Brain function is a biggie here… Say you’re in a shopping centre and you have a “low” – all you can do is drag yourself across the shopping centre floor to get to the sweets, without actually being able to tell everyone that you’re diabetic. You’ll be slurring if you try to speak at this point. You probably wouldn’t even think to try anyway. A dying person has never had the energy to explain themselves, I don’t think!
You also need energy to stand, so you lose that function pretty fast too. One night a non-painful convulsion alerted me to the fact that something was wrong and I crawled to the kitchen. I ended up on the floor, trying to open the fridge from the ground to get the milk (which contains lactose, a sugar) because I’d lost my ability to stand.
Read More: What Your Mouth Really Says About Your Health

What can someone do to help get your blood sugar up? And what should they never do?

Never, ever give a diabetic insulin – it will more than likely kill them.

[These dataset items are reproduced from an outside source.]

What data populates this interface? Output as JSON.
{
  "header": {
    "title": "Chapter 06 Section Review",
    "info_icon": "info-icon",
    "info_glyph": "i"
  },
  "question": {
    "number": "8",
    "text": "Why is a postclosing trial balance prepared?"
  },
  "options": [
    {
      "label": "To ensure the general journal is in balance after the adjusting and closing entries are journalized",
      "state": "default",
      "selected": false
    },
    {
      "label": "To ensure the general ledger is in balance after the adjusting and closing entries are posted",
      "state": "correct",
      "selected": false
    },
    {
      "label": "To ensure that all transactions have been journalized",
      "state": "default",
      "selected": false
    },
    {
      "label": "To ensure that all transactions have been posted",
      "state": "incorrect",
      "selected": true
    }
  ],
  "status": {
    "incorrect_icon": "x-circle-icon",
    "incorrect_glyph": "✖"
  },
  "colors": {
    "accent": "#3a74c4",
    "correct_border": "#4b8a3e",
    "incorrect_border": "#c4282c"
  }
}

Instead, give them something sweet – even milk works because of the milk sugar lactose. If the person isn’t conscious, use a glucose injection, which all diabetics should have at hand. Instructions are included in the kit. Alternatively, call the emergency services and rub sugar on their gums for fast absorption. Liquid could cause choking at this point.
Once a few minutes have passed, test their blood sugar with glucose monitor to establish if all is okay again – though all parties will generally be able to tell!